Attenzione: Il bocchino fornito in dotazione nei sax economici è di qualità scarsa ma soprattutto è quasi sempre modellato in modo da facilitare la emissione del suono anche in presenza di uno scarso sostegno diaframmatico e di un “morso” eccessivo. In chi non viene guidato (o guidato male) questo porta a sviluppare un suono forte, piatto e sgradevole (tipo clackson) dal quale è difficilissimo distaccarsi. In definitiva la qualità universalmente nota dei bocchini Mayer, Ottolink e Selmer si fonda principalmente sulla loro capacità di indurre, in prospettiva, una crescita muscolare corretta. Modelli e marche diverse da queste sono spesso altrettanto valide ma devono essere valutate da esperti.
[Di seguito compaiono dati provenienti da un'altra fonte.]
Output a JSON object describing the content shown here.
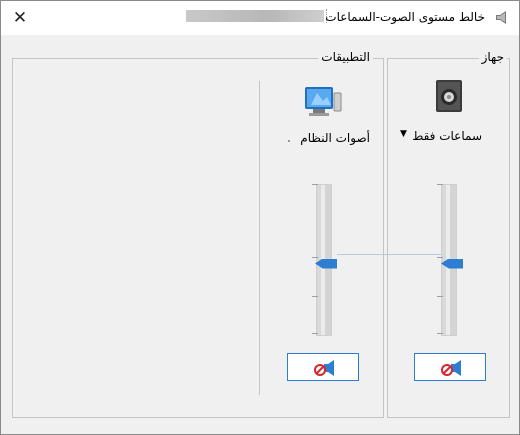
{
  "window": {
    "title": "خالط مستوى الصوت-السماعات",
    "close_glyph": "✕"
  },
  "groups": {
    "device": {
      "label": "جهاز"
    },
    "applications": {
      "label": "التطبيقات"
    }
  },
  "device": {
    "name": "سماعات فقط",
    "icon": "speaker-icon",
    "dropdown_glyph": "▼",
    "volume_level": 0.47,
    "mute_icon": "speaker-muted-icon"
  },
  "apps": [
    {
      "name": "أصوات النظام",
      "icon": "system-sounds-icon",
      "volume_level": 0.47,
      "mute_icon": "speaker-muted-icon"
    }
  ],
  "colors": {
    "accent": "#2d7dd2",
    "mute_badge": "#d9262c"
  }
}
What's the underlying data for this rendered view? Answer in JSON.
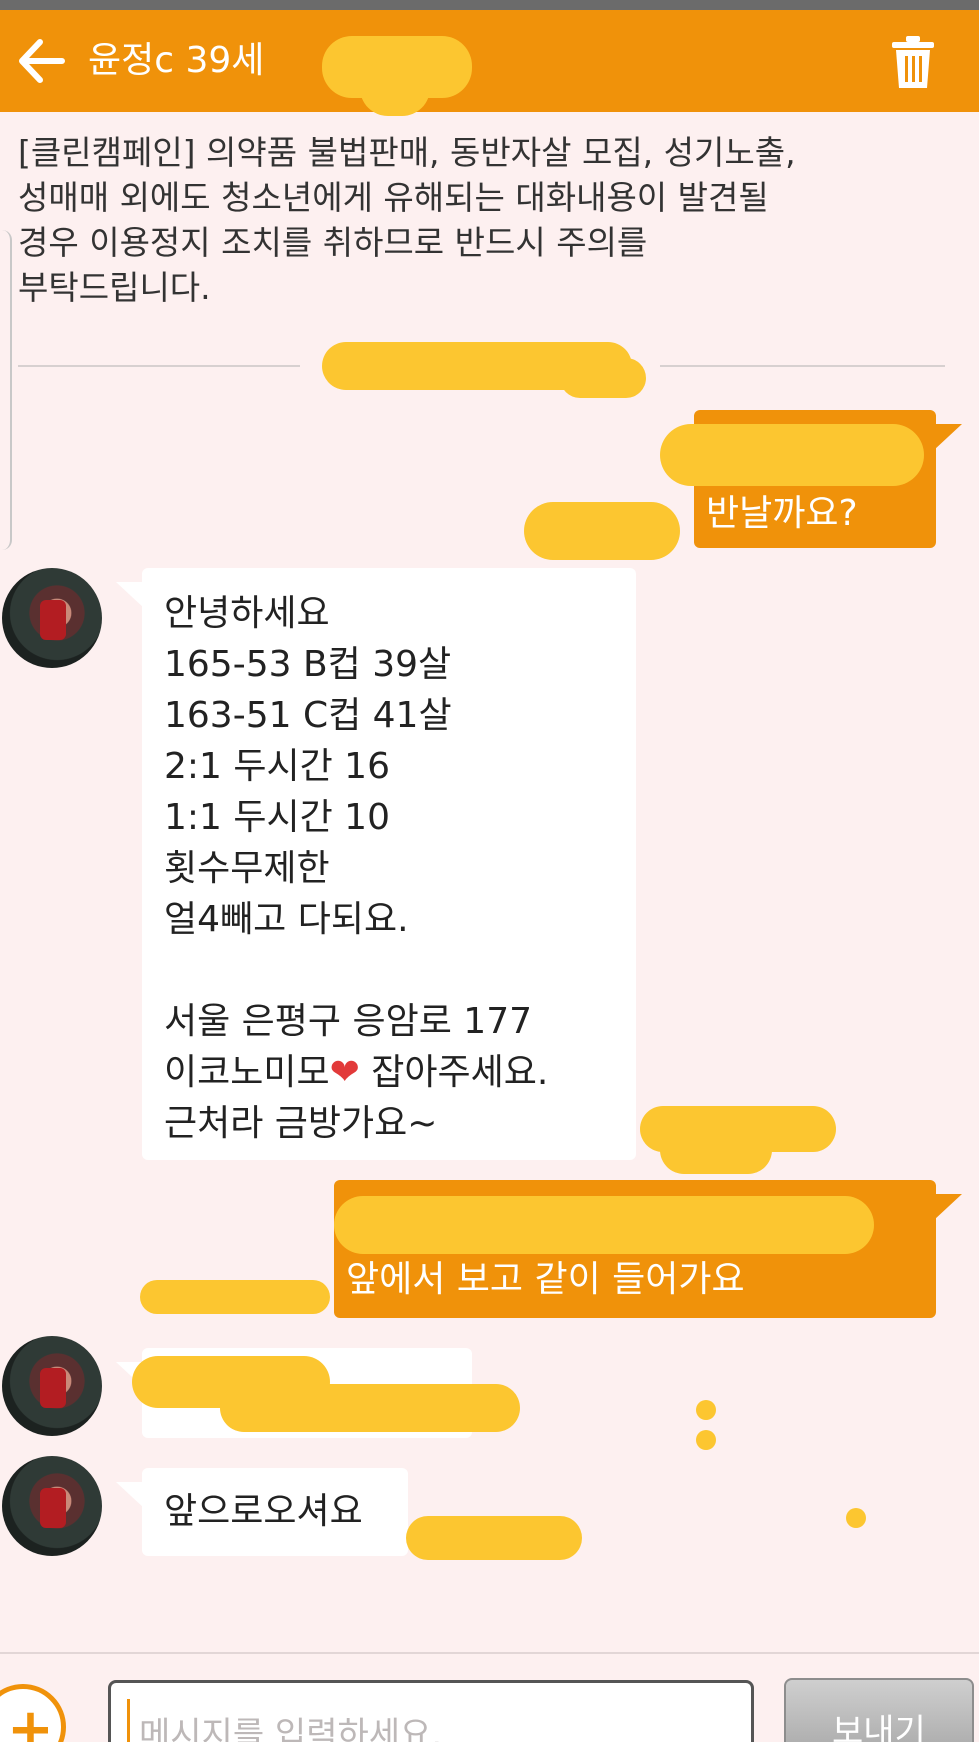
{
  "header": {
    "title": "윤정c 39세",
    "back_icon": "arrow-left-icon",
    "trash_icon": "trash-icon",
    "accent": "#f0920a"
  },
  "notice": {
    "lines": [
      "[클린캠페인] 의약품 불법판매, 동반자살 모집, 성기노출,",
      "성매매 외에도 청소년에게 유해되는 대화내용이 발견될",
      "경우 이용정지 조치를 취하므로 반드시 주의를",
      "부탁드립니다."
    ]
  },
  "messages": {
    "out1": {
      "visible_text": "반날까요?"
    },
    "in1": {
      "lines": [
        "안녕하세요",
        "165-53 B컵 39살",
        "163-51 C컵 41살",
        "2:1 두시간 16",
        "1:1 두시간 10",
        "횟수무제한",
        "얼4빼고 다되요.",
        "",
        "서울 은평구 응암로 177",
        "이코노미모",
        "근처라 금방가요~"
      ],
      "heart": "❤",
      "after_heart": " 잡아주세요."
    },
    "out2": {
      "visible_text": "앞에서 보고 같이 들어가요"
    },
    "in3": {
      "text": "앞으로오셔요"
    }
  },
  "input": {
    "placeholder": "메시지를 입력하세요.",
    "send_label": "보내기",
    "plus_icon": "plus-icon"
  },
  "colors": {
    "background": "#fdf0f0",
    "outgoing_bubble": "#f0920a",
    "incoming_bubble": "#ffffff",
    "redaction": "#fcc630"
  }
}
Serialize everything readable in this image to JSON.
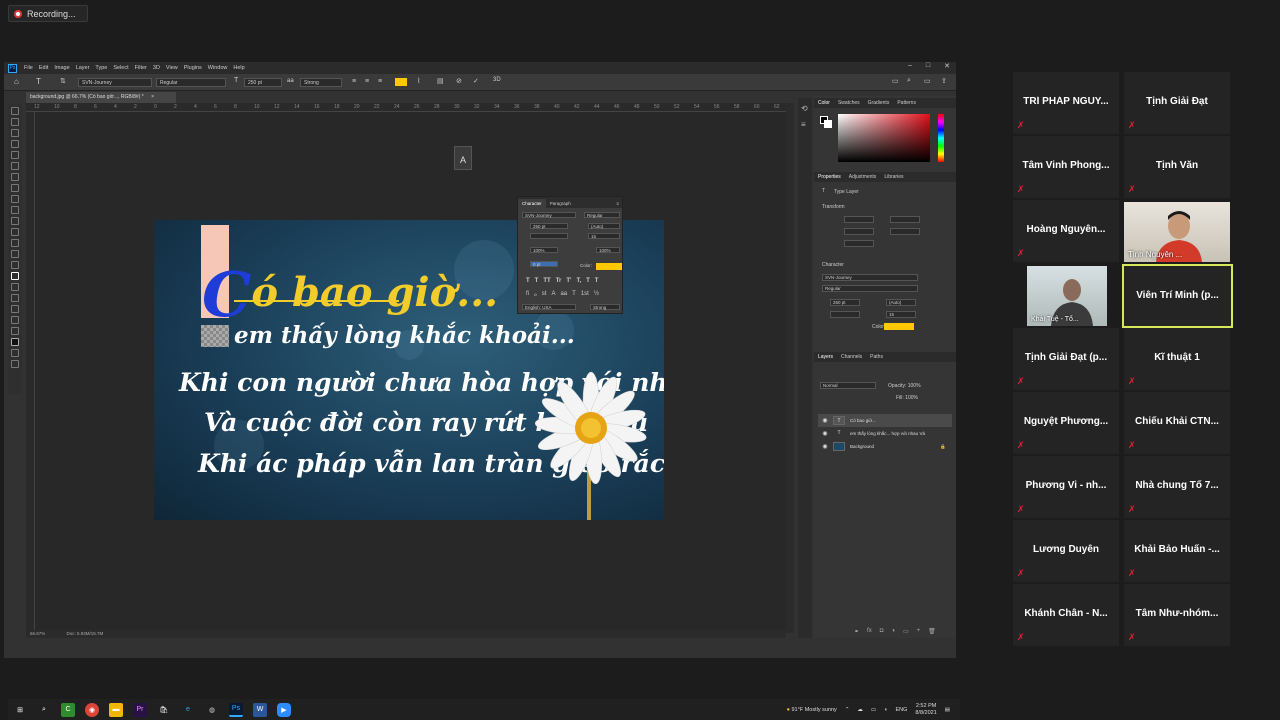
{
  "recording": {
    "label": "Recording..."
  },
  "photoshop": {
    "menu": [
      "File",
      "Edit",
      "Image",
      "Layer",
      "Type",
      "Select",
      "Filter",
      "3D",
      "View",
      "Plugins",
      "Window",
      "Help"
    ],
    "options": {
      "font": "SVN-Journey",
      "style": "Regular",
      "size": "250 pt",
      "antialias": "Strong"
    },
    "doc_tab": "background.jpg @ 66.7% (Có bao giờ..., RGB/8#) *",
    "ruler_ticks": [
      "12",
      "10",
      "8",
      "6",
      "4",
      "2",
      "0",
      "2",
      "4",
      "6",
      "8",
      "10",
      "12",
      "14",
      "16",
      "18",
      "20",
      "22",
      "24",
      "26",
      "28",
      "30",
      "32",
      "34",
      "36",
      "38",
      "40",
      "42",
      "44",
      "46",
      "48",
      "50",
      "52",
      "54",
      "56",
      "58",
      "60",
      "62"
    ],
    "status": {
      "zoom": "66.67%",
      "doc": "Doc: 5.93M/15.7M"
    },
    "artwork": {
      "heading_cap": "C",
      "heading_rest": "ó bao giờ...",
      "lines": [
        "em thấy lòng khắc khoải...",
        "Khi con người chưa hòa hợp với nhau",
        "Và cuộc đời còn ray rứt khổ đau",
        "Khi ác pháp vẫn lan tràn gieo rắc"
      ]
    },
    "character_panel": {
      "tabs": [
        "Character",
        "Paragraph"
      ],
      "font": "SVN-Journey",
      "style": "Regular",
      "size": "250 pt",
      "leading": "(Auto)",
      "tracking": "15",
      "vscale": "100%",
      "hscale": "100%",
      "baseline": "0 pt",
      "color_label": "Color:",
      "language": "English: USA",
      "aa": "Strong",
      "type_buttons": [
        "T",
        "T",
        "TT",
        "Tr",
        "T'",
        "T,",
        "T",
        "T"
      ],
      "ot_buttons": [
        "fi",
        "ℴ",
        "st",
        "A",
        "aa",
        "T",
        "1st",
        "½"
      ]
    },
    "panels": {
      "color_tabs": [
        "Color",
        "Swatches",
        "Gradients",
        "Patterns"
      ],
      "props_tabs": [
        "Properties",
        "Adjustments",
        "Libraries"
      ],
      "type_layer": "Type Layer",
      "transform": "Transform",
      "character": "Character",
      "font": "SVN-Journey",
      "style": "Regular",
      "size": "250 pt",
      "leading": "(Auto)",
      "tracking": "15",
      "color_label": "Color",
      "layers_tabs": [
        "Layers",
        "Channels",
        "Paths"
      ],
      "blend": "Normal",
      "opacity": "Opacity: 100%",
      "fill": "Fill: 100%",
      "layers": [
        {
          "name": "Có bao giờ...",
          "thumb": "T",
          "active": true
        },
        {
          "name": "em thấy lòng khắc... hợp với nhau Và",
          "thumb": "T",
          "active": false
        },
        {
          "name": "Background",
          "thumb": "",
          "active": false
        }
      ]
    },
    "taskbar": {
      "weather": "91°F  Mostly sunny",
      "lang": "ENG",
      "time": "2:52 PM",
      "date": "8/8/2021"
    }
  },
  "participants": [
    {
      "name": "TRÍ PHÁP NGUY...",
      "video": false
    },
    {
      "name": "Tịnh Giải Đạt",
      "video": false
    },
    {
      "name": "Tâm Vinh Phong...",
      "video": false
    },
    {
      "name": "Tịnh Văn",
      "video": false
    },
    {
      "name": "Hoàng Nguyên...",
      "video": false
    },
    {
      "name": "Tịnh Nguyên ...",
      "video": true
    },
    {
      "name": "Khải Tuệ - Tổ...",
      "video": true
    },
    {
      "name": "Viên Trí Minh (p...",
      "video": false,
      "active": true
    },
    {
      "name": "Tịnh Giải Đạt (p...",
      "video": false
    },
    {
      "name": "Kĩ thuật 1",
      "video": false
    },
    {
      "name": "Nguyệt Phương...",
      "video": false
    },
    {
      "name": "Chiếu Khải CTN...",
      "video": false
    },
    {
      "name": "Phương Vi - nh...",
      "video": false
    },
    {
      "name": "Nhà chung Tổ 7...",
      "video": false
    },
    {
      "name": "Lương Duyên",
      "video": false
    },
    {
      "name": "Khải Bảo Huấn -...",
      "video": false
    },
    {
      "name": "Khánh Chân - N...",
      "video": false
    },
    {
      "name": "Tâm Như-nhóm...",
      "video": false
    }
  ]
}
Alla richiesta di uno strumento perfettamente imballato ci si può sentir dire che è prassi comune testare gli strumenti nuovi che quindi vengono sballati e controllati in negozio. Attenzione: questa prassi può indicare sia di essere in presenza di un negoziante coscienzioso che controlla la merce prima di venderla sia di essere invece in presenza di strumenti rimasti “in coda” nel gradimento degli acquirenti specializzati che hanno saputo testare gli strumenti. A questo punto del ragionamento, quindi, la probabilità di imbattersi in uno strumento difettoso diminuisce proprio se lo strumento è ancora imballato. Le marche con minore incidenza di difetti sono in continua trasformazione dato che un incremento di vendite legato a buoni standard raggiunti trova spesso i produttori indotti ad immettere sul mercato un numero maggiore di strumenti accelerando la produzione ma diminuendo i controlli. Per questo motivo quando ho segnalato marchi specifici sono poi stato costretto a modificare quanto detto ed ora, imparata la lezione, mi limito a testare ogni singolo strumento prima di emettere un giudizio definitivo.


  

Ad acquisto avvenuto l’elenco delle cose necessarie ad incominciare è questo: Il sax, un bocchino con fascetta di bloccaggio, un collarino, delle ance di diversa durezza (da 1,5 a 2,5 un paio per ogni gradazione), la custodia rigida, l’occorrente per asciugare il sax dopo l’uso.